Une approche globale de la santé au travail
La session a débuté par un échange entre participants sur leurs expériences de collaboration, mettant en lumière les pratiques existantes, les difficultés rencontrées et les besoins d'appui du réseau. Les discussions se sont ensuite orientées vers une définition élargie de la santé au travail, s'appuyant sur la conception de l'OMS qui englobe le bien-être physique, mental et social.
Cette approche globale appliquée au milieu professionnel couvre la qualité de vie de l'agent dans sa globalité : environnement physique, organisation du travail, relations professionnelles et parcours de vie.
Un cadre réglementaire en évolution
Les participants ont exploré les récentes évolutions réglementaires, notamment la réforme de la santé au travail de 2021 (initialement axée sur le secteur privé mais ayant des impacts dans la Fonction publique) et le plan Santé au travail dans la Fonction publique 2022-2025. Ce plan s'articule autour de trois axes stratégiques : développer une culture de prévention, structurer les acteurs de la santé au travail et accompagner les agents en difficulté.
Les obligations légales des employeurs publics ont été rappelées : assurer la sécurité et protéger la santé physique et mentale des agents, mettre en œuvre des actions de prévention, adapter l'organisation du travail, aménager les postes selon l'état de santé médicalement constaté, réaliser le Document Unique d'Évaluation des Risques (DUERP) et assurer un suivi médical régulier.

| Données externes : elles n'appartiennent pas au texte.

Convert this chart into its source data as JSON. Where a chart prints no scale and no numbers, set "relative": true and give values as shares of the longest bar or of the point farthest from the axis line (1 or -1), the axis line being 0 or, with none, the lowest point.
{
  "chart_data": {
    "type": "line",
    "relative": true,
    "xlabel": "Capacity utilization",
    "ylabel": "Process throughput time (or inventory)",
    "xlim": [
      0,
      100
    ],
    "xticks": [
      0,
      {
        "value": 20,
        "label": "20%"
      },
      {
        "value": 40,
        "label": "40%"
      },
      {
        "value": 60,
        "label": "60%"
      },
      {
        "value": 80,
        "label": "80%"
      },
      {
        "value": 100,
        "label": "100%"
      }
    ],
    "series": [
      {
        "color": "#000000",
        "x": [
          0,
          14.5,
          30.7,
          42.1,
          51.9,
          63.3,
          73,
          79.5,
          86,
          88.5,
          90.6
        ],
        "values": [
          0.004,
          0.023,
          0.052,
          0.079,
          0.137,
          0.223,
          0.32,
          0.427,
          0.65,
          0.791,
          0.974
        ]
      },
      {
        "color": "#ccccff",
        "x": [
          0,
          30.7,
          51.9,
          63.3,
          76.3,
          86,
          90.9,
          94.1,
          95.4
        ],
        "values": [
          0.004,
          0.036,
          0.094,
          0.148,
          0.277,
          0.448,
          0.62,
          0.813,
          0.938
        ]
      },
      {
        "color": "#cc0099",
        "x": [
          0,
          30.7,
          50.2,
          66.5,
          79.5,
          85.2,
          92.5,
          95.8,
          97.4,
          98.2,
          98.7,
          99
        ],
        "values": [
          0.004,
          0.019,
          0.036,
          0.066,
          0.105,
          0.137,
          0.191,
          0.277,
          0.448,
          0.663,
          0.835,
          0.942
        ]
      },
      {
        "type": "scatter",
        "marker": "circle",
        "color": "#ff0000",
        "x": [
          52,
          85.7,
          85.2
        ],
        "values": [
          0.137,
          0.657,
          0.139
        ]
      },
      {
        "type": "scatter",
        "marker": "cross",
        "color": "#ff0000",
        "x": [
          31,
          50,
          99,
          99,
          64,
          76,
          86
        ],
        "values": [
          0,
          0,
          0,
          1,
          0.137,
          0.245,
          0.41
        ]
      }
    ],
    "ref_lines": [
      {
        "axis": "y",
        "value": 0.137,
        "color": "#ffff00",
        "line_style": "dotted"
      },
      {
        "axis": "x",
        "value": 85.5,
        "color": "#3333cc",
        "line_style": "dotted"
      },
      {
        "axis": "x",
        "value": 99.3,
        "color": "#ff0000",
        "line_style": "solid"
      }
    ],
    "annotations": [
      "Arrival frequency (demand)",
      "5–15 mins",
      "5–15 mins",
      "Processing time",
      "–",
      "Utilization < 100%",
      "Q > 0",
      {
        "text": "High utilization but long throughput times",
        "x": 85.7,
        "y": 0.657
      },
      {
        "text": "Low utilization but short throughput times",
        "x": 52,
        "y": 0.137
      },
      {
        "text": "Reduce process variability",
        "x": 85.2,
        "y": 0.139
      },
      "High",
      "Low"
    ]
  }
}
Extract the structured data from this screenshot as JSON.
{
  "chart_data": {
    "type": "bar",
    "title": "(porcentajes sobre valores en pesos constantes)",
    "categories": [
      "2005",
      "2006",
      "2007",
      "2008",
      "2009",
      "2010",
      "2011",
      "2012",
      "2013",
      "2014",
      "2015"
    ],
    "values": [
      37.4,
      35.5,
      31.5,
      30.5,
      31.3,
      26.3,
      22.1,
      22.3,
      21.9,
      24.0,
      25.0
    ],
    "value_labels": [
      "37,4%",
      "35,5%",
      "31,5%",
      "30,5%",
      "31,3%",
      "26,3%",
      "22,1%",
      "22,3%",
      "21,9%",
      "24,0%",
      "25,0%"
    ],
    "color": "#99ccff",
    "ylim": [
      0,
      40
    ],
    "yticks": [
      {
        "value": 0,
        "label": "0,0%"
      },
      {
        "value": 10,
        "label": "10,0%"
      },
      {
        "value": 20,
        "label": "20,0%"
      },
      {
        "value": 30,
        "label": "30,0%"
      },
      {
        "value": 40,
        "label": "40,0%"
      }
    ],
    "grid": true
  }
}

Le médecin du travail, un acteur clé du maintien dans l'emploi
Le Dr Meuleman a détaillé le rôle du médecin du travail articulé autour de quatre missions principales : prévention des risques, suivi individuel, conseil auprès de l'administration et de l'agent, et contribution active au maintien dans l'emploi. La collaboration avec le référent handicap constitue un levier essentiel pour anticiper les risques de désinsertion professionnelle, coordonner les visites médicales et co-construire les aménagements nécessaires avec l'agent et l'encadrant.
L'intervention a également abordé des aspects pratiques : suivi des agents en fonction publique territoriale, Surveillance Médicale Particulière, vigilance sur les postes à risques spéciaux, organisation des visites médicales, constitution d'équipes pluridisciplinaires et mise en œuvre d'Actions en Milieu de Travail.
Cette initiative s'inscrit dans une démarche plus large de professionnalisation des acteurs de la politique handicap, visant à renforcer la coordination entre les différents intervenants pour optimiser l'accompagnement des agents en situation de handicap.